FIG. 2 is a vertical sectional view showing a conventional example of an electric motor.

3 is a right side view of the stator device of FIG. 1. FIG.

4 is a left side view of the stator device of FIG. 1. FIG.

FIG. 5 is a sectional view taken along line VV of FIG. 3;

6 is a front view showing the core material 1 at the position of line VI-VI in FIG. 1. FIG.

7 is a front view showing the core material 1 taken along the line VII-VII in FIG.

FIG. 8 is an enlarged cross-sectional view showing a portion VIII in FIG.

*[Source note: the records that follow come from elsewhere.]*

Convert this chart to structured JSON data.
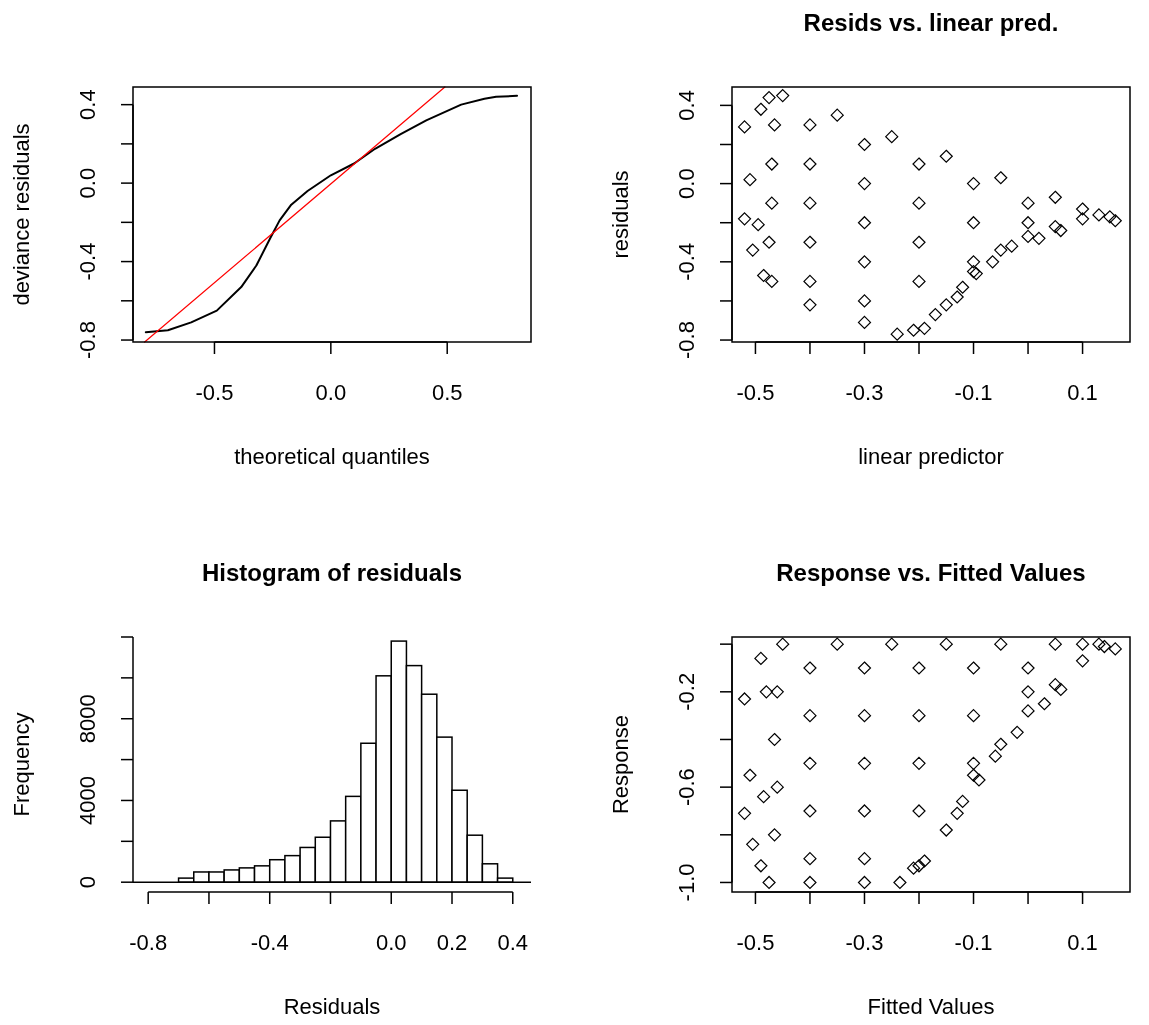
{
  "chart_data": [
    {
      "type": "line",
      "xlabel": "theoretical quantiles",
      "ylabel": "deviance residuals",
      "xlim": [
        -0.85,
        0.86
      ],
      "ylim": [
        -0.81,
        0.49
      ],
      "xticks": [
        -0.5,
        {
          "value": 0,
          "label": "0.0"
        },
        0.5
      ],
      "yticks": [
        -0.8,
        {
          "value": -0.6,
          "label": null
        },
        -0.4,
        {
          "value": -0.2,
          "label": null
        },
        {
          "value": 0,
          "label": "0.0"
        },
        {
          "value": 0.2,
          "label": null
        },
        0.4
      ],
      "series": [
        {
          "color": "#000000",
          "x": [
            -0.795,
            -0.7,
            -0.6,
            -0.49,
            -0.385,
            -0.32,
            -0.26,
            -0.22,
            -0.17,
            -0.1,
            0,
            0.1,
            0.19,
            0.3,
            0.41,
            0.56,
            0.66,
            0.71,
            0.8
          ],
          "values": [
            -0.76,
            -0.75,
            -0.71,
            -0.65,
            -0.53,
            -0.42,
            -0.28,
            -0.19,
            -0.11,
            -0.04,
            0.04,
            0.1,
            0.175,
            0.25,
            0.32,
            0.4,
            0.43,
            0.44,
            0.445
          ]
        },
        {
          "color": "#ff0000",
          "x": [
            -0.8,
            0.49
          ],
          "values": [
            -0.81,
            0.49
          ]
        }
      ]
    },
    {
      "type": "scatter",
      "title": "Resids vs. linear pred.",
      "xlabel": "linear predictor",
      "ylabel": "residuals",
      "xlim": [
        -0.543,
        0.187
      ],
      "ylim": [
        -0.81,
        0.494
      ],
      "marker": "diamond",
      "xticks": [
        -0.5,
        {
          "value": -0.4,
          "label": null
        },
        -0.3,
        {
          "value": -0.2,
          "label": null
        },
        -0.1,
        {
          "value": 0,
          "label": null
        },
        0.1
      ],
      "yticks": [
        -0.8,
        {
          "value": -0.6,
          "label": null
        },
        -0.4,
        {
          "value": -0.2,
          "label": null
        },
        {
          "value": 0,
          "label": "0.0"
        },
        {
          "value": 0.2,
          "label": null
        },
        0.4
      ],
      "series": [
        {
          "color": "#000000",
          "x": [
            -0.45,
            -0.35,
            -0.25,
            -0.15,
            -0.05,
            0.05,
            0.1,
            0.13,
            -0.465,
            -0.47,
            -0.47,
            -0.475,
            -0.47,
            -0.4,
            -0.3,
            -0.24,
            -0.17,
            -0.15,
            -0.12,
            -0.1,
            -0.05,
            0,
            0.05,
            0.1,
            -0.4,
            -0.4,
            -0.4,
            -0.4,
            -0.4,
            -0.3,
            -0.3,
            -0.3,
            -0.3,
            -0.3,
            -0.2,
            -0.2,
            -0.2,
            -0.2,
            -0.1,
            -0.1,
            -0.1,
            0,
            0,
            -0.52,
            -0.51,
            -0.52,
            -0.505,
            -0.49,
            -0.475,
            -0.495,
            -0.485,
            -0.21,
            -0.19,
            -0.13,
            -0.095,
            -0.065,
            -0.03,
            0.02,
            0.06,
            0.16,
            0.15
          ],
          "values": [
            0.45,
            0.35,
            0.24,
            0.14,
            0.03,
            -0.07,
            -0.13,
            -0.16,
            0.3,
            0.1,
            -0.1,
            -0.3,
            -0.5,
            -0.62,
            -0.71,
            -0.77,
            -0.67,
            -0.62,
            -0.53,
            -0.45,
            -0.34,
            -0.27,
            -0.22,
            -0.18,
            0.3,
            0.1,
            -0.1,
            -0.3,
            -0.5,
            0.2,
            0,
            -0.2,
            -0.4,
            -0.6,
            0.1,
            -0.1,
            -0.3,
            -0.5,
            0,
            -0.2,
            -0.4,
            -0.1,
            -0.2,
            0.29,
            0.02,
            -0.18,
            -0.34,
            0.38,
            0.44,
            -0.21,
            -0.47,
            -0.75,
            -0.74,
            -0.58,
            -0.46,
            -0.4,
            -0.32,
            -0.28,
            -0.24,
            -0.19,
            -0.17
          ]
        }
      ]
    },
    {
      "type": "histogram",
      "title": "Histogram of residuals",
      "xlabel": "Residuals",
      "ylabel": "Frequency",
      "xlim": [
        -0.85,
        0.46
      ],
      "ylim": [
        -480,
        12000
      ],
      "xticks": [
        -0.8,
        {
          "value": -0.6,
          "label": null
        },
        -0.4,
        {
          "value": -0.2,
          "label": null
        },
        {
          "value": 0,
          "label": "0.0"
        },
        0.2,
        0.4
      ],
      "yticks": [
        0,
        {
          "value": 2000,
          "label": null
        },
        4000,
        {
          "value": 6000,
          "label": null
        },
        8000,
        {
          "value": 10000,
          "label": null
        },
        {
          "value": 12000,
          "label": null
        }
      ],
      "bins": [
        -0.8,
        -0.75,
        -0.7,
        -0.65,
        -0.6,
        -0.55,
        -0.5,
        -0.45,
        -0.4,
        -0.35,
        -0.3,
        -0.25,
        -0.2,
        -0.15,
        -0.1,
        -0.05,
        0,
        0.05,
        0.1,
        0.15,
        0.2,
        0.25,
        0.3,
        0.35,
        0.4
      ],
      "values": [
        0,
        0,
        200,
        500,
        500,
        600,
        700,
        800,
        1100,
        1300,
        1700,
        2200,
        3000,
        4200,
        6800,
        10100,
        11800,
        10600,
        9200,
        7100,
        4500,
        2300,
        900,
        200
      ],
      "color": "#ffffff",
      "ref_lines": [
        {
          "axis": "y",
          "value": 0
        }
      ]
    },
    {
      "type": "scatter",
      "title": "Response vs. Fitted Values",
      "xlabel": "Fitted Values",
      "ylabel": "Response",
      "xlim": [
        -0.543,
        0.187
      ],
      "ylim": [
        -1.04,
        0.03
      ],
      "marker": "diamond",
      "xticks": [
        -0.5,
        {
          "value": -0.4,
          "label": null
        },
        -0.3,
        {
          "value": -0.2,
          "label": null
        },
        -0.1,
        {
          "value": 0,
          "label": null
        },
        0.1
      ],
      "yticks": [
        {
          "value": -1,
          "label": "-1.0"
        },
        {
          "value": -0.8,
          "label": null
        },
        -0.6,
        {
          "value": -0.4,
          "label": null
        },
        -0.2,
        {
          "value": 0,
          "label": null
        }
      ],
      "series": [
        {
          "color": "#000000",
          "x": [
            -0.45,
            -0.35,
            -0.25,
            -0.15,
            -0.05,
            0.05,
            0.1,
            0.13,
            -0.46,
            -0.465,
            -0.46,
            -0.465,
            -0.4,
            -0.3,
            -0.235,
            -0.2,
            -0.15,
            -0.12,
            -0.1,
            -0.05,
            0,
            0.05,
            0.1,
            -0.4,
            -0.4,
            -0.4,
            -0.4,
            -0.4,
            -0.3,
            -0.3,
            -0.3,
            -0.3,
            -0.3,
            -0.2,
            -0.2,
            -0.2,
            -0.2,
            -0.1,
            -0.1,
            -0.1,
            0,
            0,
            -0.52,
            -0.51,
            -0.52,
            -0.505,
            -0.49,
            -0.48,
            -0.485,
            -0.49,
            -0.475,
            -0.21,
            -0.19,
            -0.13,
            -0.09,
            -0.06,
            -0.02,
            0.03,
            0.06,
            0.16,
            0.14
          ],
          "values": [
            0,
            0,
            0,
            0,
            0,
            0,
            0,
            0,
            -0.2,
            -0.4,
            -0.6,
            -0.8,
            -1,
            -1,
            -1,
            -0.93,
            -0.78,
            -0.66,
            -0.55,
            -0.42,
            -0.28,
            -0.17,
            -0.07,
            -0.1,
            -0.3,
            -0.5,
            -0.7,
            -0.9,
            -0.1,
            -0.3,
            -0.5,
            -0.7,
            -0.9,
            -0.1,
            -0.3,
            -0.5,
            -0.7,
            -0.1,
            -0.3,
            -0.5,
            -0.1,
            -0.2,
            -0.23,
            -0.55,
            -0.71,
            -0.84,
            -0.06,
            -0.2,
            -0.64,
            -0.93,
            -1,
            -0.94,
            -0.91,
            -0.71,
            -0.57,
            -0.47,
            -0.37,
            -0.25,
            -0.19,
            -0.02,
            -0.01
          ]
        }
      ]
    }
  ]
}
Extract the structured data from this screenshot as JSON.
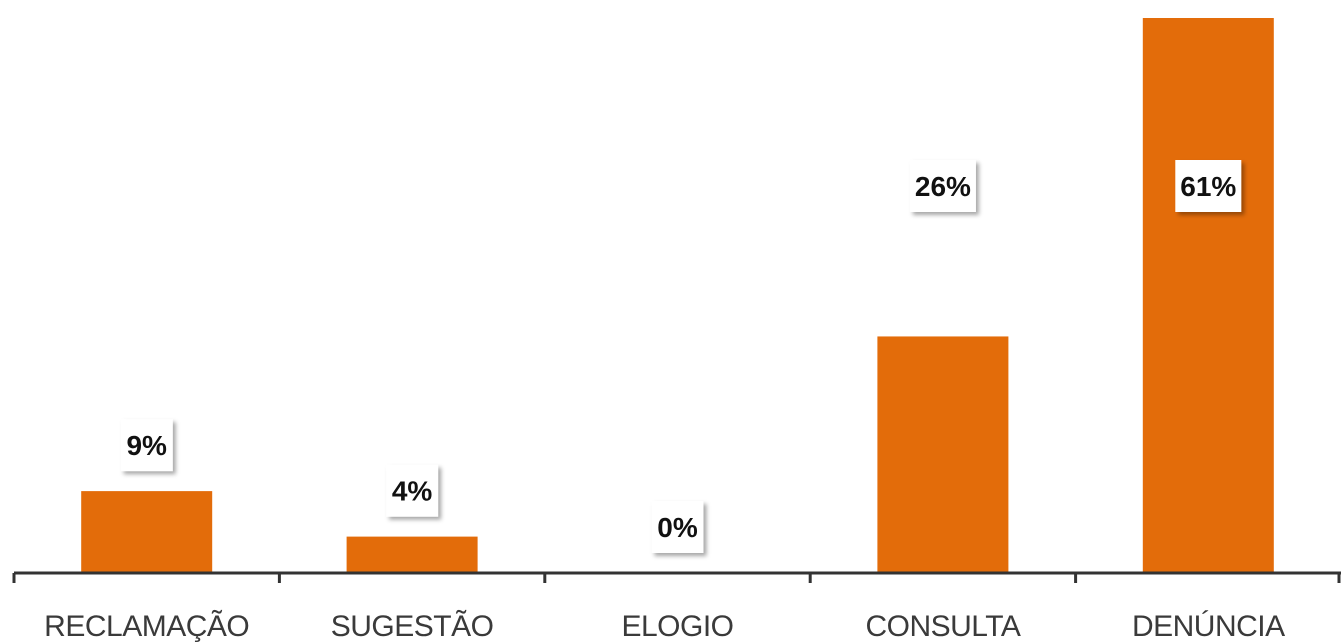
{
  "chart_data": {
    "type": "bar",
    "categories": [
      "RECLAMAÇÃO",
      "SUGESTÃO",
      "ELOGIO",
      "CONSULTA",
      "DENÚNCIA"
    ],
    "values": [
      9,
      4,
      0,
      26,
      61
    ],
    "data_labels": [
      "9%",
      "4%",
      "0%",
      "26%",
      "61%"
    ],
    "ylim": [
      0,
      61
    ],
    "grid": false,
    "title": "",
    "xlabel": "",
    "ylabel": "",
    "bar_color": "#E36C0A",
    "axis_color": "#333333"
  }
}
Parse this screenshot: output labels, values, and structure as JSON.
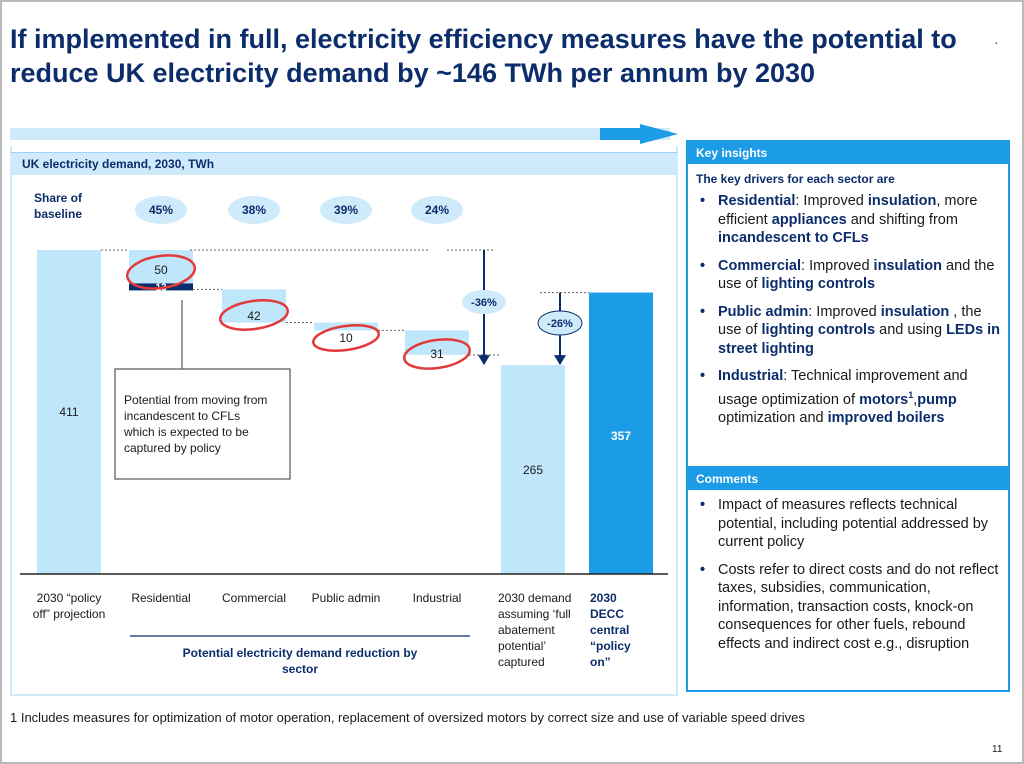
{
  "slide": {
    "title": "If implemented in full, electricity efficiency measures have the potential to reduce UK electricity demand by ~146 TWh per annum by 2030",
    "footnote": "1 Includes measures for optimization of motor operation, replacement of oversized motors by correct size and use of variable speed drives",
    "page_number": "11"
  },
  "chart_data": {
    "type": "waterfall",
    "title": "UK electricity demand, 2030, TWh",
    "share_label": "Share of baseline",
    "categories": [
      "2030 “policy off” projection",
      "Residential",
      "Commercial",
      "Public admin",
      "Industrial",
      "2030 demand assuming ‘full abatement potential’ captured",
      "2030 DECC central “policy on”"
    ],
    "shares": [
      "45%",
      "38%",
      "39%",
      "24%"
    ],
    "values": [
      411,
      50,
      42,
      10,
      31,
      265,
      357
    ],
    "residential_extra": 13,
    "changes": [
      "-36%",
      "-26%"
    ],
    "callout": "Potential from moving from incandescent to CFLs which is expected to be captured by policy",
    "group_label": "Potential electricity demand reduction by sector",
    "colors": {
      "light": "#bfe6fb",
      "dark": "#0b2d6b",
      "bright": "#1c9be6",
      "circle": "#e23a3a"
    }
  },
  "insights": {
    "header": "Key insights",
    "subtitle": "The key drivers for each sector are",
    "items": [
      {
        "parts": [
          [
            "b",
            "Residential"
          ],
          [
            "n",
            ": Improved "
          ],
          [
            "b",
            "insulation"
          ],
          [
            "n",
            ", more efficient "
          ],
          [
            "b",
            "appliances"
          ],
          [
            "n",
            " and shifting from "
          ],
          [
            "b",
            "incandescent to CFLs"
          ]
        ]
      },
      {
        "parts": [
          [
            "b",
            "Commercial"
          ],
          [
            "n",
            ": Improved "
          ],
          [
            "b",
            "insulation"
          ],
          [
            "n",
            " and the use of "
          ],
          [
            "b",
            "lighting controls"
          ]
        ]
      },
      {
        "parts": [
          [
            "b",
            "Public admin"
          ],
          [
            "n",
            ": Improved "
          ],
          [
            "b",
            "insulation"
          ],
          [
            "n",
            " , the use of "
          ],
          [
            "b",
            "lighting controls"
          ],
          [
            "n",
            " and using "
          ],
          [
            "b",
            "LEDs in street lighting"
          ]
        ]
      },
      {
        "parts": [
          [
            "b",
            "Industrial"
          ],
          [
            "n",
            ": Technical improvement and usage optimization of "
          ],
          [
            "b",
            "motors"
          ],
          [
            "sup",
            "1"
          ],
          [
            "n",
            ","
          ],
          [
            "b",
            "pump"
          ],
          [
            "n",
            " optimization and "
          ],
          [
            "b",
            "improved boilers"
          ]
        ]
      }
    ]
  },
  "comments": {
    "header": "Comments",
    "items": [
      "Impact of measures reflects technical potential, including potential addressed by current policy",
      "Costs refer to direct costs and do not reflect taxes, subsidies, communication, information, transaction costs, knock-on consequences for other fuels, rebound effects and indirect cost e.g., disruption"
    ]
  }
}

FIG. 9 is a cross-sectional view showing a part of a stator core 2 on which an electric coil is mounted.

[Explanation of symbols]

1: Core material 1a, 1c, 1e:
Notch 1b, 1d, 1f: Convex part 2: Stator core 3,4 Frame member 4a-4l: Projection part 5a-5l: Recessed part 6: Stator core inner peripheral surface 7: Gap 11-16: Bolt 21 -26: Nut 31-36: Hole 41, 42, 43, ...: Teeth 51 of stator core 2, 51, 52, 53, ...: Electric coil 60: Surface of slot

Claims (3)

[Claims] 1. A stator device for an electric motor having a core formed by laminating a plurality of thin plate-shaped magnetic materials and an electric coil wound around the core: each of the magnetic materials. An uneven portion is formed on at least a part of the outer periphery, and the magnetic material is laminated in a state in which the positions of the uneven portions are displaced from each other by a predetermined number of the plurality of magnetic material materials or by a predetermined interval, A stator device for an electric motor, wherein the uneven portions are arranged discontinuously in the stacking direction. 2. A frame material having a thickness larger than that of the magnetic material material is brought into contact with both end faces of the core formed by laminating the plurality of magnetic material materials, respectively. By the fixture arranged so as to penetrate the core,
The stator device for an electric motor according to claim 1, wherein the core and the frame material are integrally formed. 3. The plurality of magnetic material materials forming the core are all formed in the same shape, and the uneven portion is formed by a relative displacement in a circumferential direction at a predetermined number of sheets or at a predetermined interval. The stator device for an electric motor according to claim 1, wherein the stator devices are arranged discontinuously.